Abstract
As soon as different strains of the same species of prokaryotes had their genomes sequenced, the enormous intraspecific variability within their genomic content became apparent. The high rates of horizontal gene transfer observed in prokaryotes, combined with other evolutionary and ecological factors (high mutation rates, large effective population size, adaptation to environmental changes and migration across different ecological niches) would explain the genomic fluidity in these organisms. It became necessary to describe this variability with new terms such as “core genome” (the set of genes shared by all the strains of the same species), “accessory genome” (all genes that are not included in the core genome) or “pangenome” (total genome). A bigger accessory genome of a specie could be explained by a broader ecological range. This work will study such association by comparing the size of the pangenome and the beta-diversity of around 250 species of prokaryotes.

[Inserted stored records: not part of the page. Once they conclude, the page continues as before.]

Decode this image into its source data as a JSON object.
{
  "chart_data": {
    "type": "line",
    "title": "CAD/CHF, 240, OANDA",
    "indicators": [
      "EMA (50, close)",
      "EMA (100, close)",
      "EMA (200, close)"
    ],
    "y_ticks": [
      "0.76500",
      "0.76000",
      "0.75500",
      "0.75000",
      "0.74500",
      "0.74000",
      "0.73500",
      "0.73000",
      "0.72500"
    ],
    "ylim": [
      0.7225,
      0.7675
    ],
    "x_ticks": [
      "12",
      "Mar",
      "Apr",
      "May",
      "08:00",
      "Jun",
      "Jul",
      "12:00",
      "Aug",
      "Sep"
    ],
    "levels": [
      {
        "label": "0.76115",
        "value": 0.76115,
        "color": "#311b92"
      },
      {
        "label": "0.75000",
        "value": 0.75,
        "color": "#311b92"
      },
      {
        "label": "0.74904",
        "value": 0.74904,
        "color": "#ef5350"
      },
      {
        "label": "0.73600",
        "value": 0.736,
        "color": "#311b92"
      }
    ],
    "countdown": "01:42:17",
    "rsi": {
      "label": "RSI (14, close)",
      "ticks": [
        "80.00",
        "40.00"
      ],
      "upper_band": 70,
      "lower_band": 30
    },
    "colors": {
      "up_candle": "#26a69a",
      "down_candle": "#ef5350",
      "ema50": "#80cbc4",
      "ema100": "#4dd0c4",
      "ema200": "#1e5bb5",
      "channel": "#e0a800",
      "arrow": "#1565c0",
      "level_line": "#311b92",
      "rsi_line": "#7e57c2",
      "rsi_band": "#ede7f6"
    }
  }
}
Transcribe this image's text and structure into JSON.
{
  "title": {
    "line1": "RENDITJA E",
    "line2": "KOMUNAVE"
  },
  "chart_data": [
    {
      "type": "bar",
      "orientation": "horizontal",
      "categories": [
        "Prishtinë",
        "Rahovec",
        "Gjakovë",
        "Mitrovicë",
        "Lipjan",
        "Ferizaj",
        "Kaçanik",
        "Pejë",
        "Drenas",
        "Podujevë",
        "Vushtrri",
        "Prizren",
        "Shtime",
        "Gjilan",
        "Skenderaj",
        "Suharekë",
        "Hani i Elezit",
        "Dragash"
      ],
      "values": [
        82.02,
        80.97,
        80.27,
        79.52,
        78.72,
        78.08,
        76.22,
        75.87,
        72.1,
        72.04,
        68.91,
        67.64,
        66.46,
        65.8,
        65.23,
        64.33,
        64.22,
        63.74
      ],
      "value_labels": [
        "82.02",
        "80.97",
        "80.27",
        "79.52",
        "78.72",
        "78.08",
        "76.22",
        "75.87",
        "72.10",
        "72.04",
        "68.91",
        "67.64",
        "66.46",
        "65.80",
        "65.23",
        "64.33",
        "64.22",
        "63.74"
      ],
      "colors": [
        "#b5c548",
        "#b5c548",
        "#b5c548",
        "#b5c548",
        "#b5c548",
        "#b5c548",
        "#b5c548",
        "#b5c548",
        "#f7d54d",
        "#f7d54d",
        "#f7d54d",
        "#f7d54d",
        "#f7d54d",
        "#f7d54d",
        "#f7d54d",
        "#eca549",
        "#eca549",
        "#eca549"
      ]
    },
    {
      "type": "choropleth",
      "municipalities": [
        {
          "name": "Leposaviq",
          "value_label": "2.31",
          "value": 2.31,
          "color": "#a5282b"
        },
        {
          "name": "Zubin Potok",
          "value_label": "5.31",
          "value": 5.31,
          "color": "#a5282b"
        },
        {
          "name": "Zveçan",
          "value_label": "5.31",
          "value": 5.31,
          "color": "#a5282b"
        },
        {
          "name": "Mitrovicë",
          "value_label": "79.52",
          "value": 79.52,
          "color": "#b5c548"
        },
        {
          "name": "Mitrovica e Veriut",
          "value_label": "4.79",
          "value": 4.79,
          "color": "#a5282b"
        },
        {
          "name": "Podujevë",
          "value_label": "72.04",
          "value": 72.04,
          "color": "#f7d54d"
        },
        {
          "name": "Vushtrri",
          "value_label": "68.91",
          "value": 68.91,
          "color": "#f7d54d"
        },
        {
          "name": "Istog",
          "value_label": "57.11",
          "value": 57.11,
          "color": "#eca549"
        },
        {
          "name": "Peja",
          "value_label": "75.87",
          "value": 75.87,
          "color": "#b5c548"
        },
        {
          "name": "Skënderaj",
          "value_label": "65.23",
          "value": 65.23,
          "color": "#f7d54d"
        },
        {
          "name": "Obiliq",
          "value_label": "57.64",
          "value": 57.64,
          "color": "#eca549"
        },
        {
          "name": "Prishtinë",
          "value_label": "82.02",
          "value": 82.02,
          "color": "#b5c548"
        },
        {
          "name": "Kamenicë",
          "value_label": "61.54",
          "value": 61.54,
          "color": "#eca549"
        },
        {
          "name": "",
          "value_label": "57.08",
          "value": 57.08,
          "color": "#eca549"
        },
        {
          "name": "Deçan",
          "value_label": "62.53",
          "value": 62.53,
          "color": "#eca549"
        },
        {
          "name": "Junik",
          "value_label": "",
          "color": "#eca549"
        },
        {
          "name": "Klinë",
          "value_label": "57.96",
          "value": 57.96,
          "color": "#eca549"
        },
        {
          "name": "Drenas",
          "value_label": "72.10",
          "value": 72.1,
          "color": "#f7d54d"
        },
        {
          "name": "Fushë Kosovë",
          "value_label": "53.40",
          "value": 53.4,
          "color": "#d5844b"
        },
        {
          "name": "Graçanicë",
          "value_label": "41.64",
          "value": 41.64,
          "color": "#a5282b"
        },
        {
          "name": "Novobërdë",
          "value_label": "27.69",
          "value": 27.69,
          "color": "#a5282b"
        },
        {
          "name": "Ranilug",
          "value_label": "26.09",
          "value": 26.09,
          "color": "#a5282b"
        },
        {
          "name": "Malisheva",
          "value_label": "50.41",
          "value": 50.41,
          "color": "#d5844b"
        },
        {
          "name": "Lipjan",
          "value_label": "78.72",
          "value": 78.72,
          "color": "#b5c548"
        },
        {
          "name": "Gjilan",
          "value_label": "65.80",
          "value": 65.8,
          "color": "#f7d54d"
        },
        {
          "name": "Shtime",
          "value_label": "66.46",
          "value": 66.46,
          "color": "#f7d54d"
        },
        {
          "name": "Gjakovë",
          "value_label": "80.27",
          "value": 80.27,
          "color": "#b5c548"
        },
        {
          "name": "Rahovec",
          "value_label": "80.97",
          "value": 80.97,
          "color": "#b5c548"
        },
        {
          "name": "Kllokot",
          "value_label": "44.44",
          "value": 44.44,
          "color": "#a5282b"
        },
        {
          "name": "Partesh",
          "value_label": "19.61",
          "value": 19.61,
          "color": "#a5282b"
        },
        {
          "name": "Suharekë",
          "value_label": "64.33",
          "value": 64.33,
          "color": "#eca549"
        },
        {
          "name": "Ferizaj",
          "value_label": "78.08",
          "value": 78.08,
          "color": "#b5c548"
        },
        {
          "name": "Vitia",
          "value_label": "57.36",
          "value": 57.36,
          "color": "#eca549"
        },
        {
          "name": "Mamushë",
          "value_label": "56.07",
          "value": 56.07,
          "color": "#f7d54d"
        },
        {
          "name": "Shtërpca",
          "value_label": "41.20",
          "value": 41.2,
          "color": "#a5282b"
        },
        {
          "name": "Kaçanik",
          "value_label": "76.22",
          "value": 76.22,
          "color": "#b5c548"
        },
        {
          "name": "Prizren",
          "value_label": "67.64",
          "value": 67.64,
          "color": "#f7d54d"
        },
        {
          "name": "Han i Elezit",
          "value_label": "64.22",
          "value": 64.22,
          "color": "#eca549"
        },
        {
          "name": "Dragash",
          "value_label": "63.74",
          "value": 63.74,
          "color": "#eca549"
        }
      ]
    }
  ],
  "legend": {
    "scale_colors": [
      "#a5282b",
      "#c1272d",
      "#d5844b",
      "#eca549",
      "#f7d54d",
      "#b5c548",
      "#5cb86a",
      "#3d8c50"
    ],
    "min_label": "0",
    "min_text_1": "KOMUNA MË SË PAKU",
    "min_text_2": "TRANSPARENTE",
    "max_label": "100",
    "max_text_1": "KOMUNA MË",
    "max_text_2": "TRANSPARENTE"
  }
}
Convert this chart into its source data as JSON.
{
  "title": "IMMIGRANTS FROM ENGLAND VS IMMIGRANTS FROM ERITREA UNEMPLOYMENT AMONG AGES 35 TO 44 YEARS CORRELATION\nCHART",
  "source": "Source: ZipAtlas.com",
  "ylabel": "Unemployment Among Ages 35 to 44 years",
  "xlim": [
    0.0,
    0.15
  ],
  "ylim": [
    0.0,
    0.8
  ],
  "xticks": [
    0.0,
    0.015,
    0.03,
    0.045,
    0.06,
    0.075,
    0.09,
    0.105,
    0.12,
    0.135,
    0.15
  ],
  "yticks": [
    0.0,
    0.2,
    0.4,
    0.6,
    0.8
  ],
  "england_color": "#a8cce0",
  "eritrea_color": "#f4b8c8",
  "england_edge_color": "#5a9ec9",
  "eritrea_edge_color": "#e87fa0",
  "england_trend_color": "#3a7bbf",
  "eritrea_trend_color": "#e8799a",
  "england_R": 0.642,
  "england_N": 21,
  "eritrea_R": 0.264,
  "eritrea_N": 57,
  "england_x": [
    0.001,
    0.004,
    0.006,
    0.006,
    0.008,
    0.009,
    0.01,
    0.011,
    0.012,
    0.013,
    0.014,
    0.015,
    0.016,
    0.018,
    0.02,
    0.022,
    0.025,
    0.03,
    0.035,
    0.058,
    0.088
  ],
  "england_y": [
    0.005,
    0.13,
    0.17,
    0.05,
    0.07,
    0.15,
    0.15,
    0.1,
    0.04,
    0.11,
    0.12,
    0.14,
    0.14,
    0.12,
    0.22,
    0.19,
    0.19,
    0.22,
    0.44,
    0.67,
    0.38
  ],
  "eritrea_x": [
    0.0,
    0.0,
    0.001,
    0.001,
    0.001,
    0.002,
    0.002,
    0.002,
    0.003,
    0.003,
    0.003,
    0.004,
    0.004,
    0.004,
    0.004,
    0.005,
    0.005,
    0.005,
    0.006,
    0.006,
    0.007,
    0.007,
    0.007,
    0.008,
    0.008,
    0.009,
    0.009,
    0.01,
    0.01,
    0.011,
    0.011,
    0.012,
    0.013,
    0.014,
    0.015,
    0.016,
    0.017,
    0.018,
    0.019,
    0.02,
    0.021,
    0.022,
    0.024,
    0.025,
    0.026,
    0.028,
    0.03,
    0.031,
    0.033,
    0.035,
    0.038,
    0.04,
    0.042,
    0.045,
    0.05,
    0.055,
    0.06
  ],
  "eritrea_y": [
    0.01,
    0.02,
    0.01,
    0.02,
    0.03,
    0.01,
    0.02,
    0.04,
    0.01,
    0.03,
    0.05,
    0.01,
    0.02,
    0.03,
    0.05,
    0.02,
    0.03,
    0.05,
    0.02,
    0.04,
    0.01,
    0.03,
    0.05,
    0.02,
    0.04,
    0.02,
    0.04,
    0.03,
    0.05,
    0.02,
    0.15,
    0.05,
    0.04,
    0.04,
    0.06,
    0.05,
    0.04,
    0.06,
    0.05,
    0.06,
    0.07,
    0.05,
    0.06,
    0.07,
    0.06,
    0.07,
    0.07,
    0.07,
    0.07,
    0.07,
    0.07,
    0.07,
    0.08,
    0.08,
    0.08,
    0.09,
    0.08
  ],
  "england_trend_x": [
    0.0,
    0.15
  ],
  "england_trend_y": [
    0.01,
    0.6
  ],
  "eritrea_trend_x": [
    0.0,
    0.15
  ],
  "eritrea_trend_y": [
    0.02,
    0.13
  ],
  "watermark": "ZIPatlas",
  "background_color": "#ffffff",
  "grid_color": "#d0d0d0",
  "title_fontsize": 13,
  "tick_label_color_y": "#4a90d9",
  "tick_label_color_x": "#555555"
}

We used the metagenomic dataset from the Earth Microbiome Project. Due to the currently lack of standardized protocols to quantify the beta-diversity across highly dissimilar environments, we have explored several alternative methods. One is based on supervised classification of the environmental samples according to broad physicochemical properties (Shannon Entropy); the rest are based on assessing differences in the biological composition of the samples (weighted prevalence, dendogram-based diversity, PCoA-based diversity). To measure pangenome sizes, we built orthologous gene clusters for each species from the available genomes of the NCBI genome database. The results obtained in this study show a positive although weak association between pangenome size and beta-diversity and guide future investigation towards other sources of genome variability in prokaryotes for a better understanding of the pangenome size.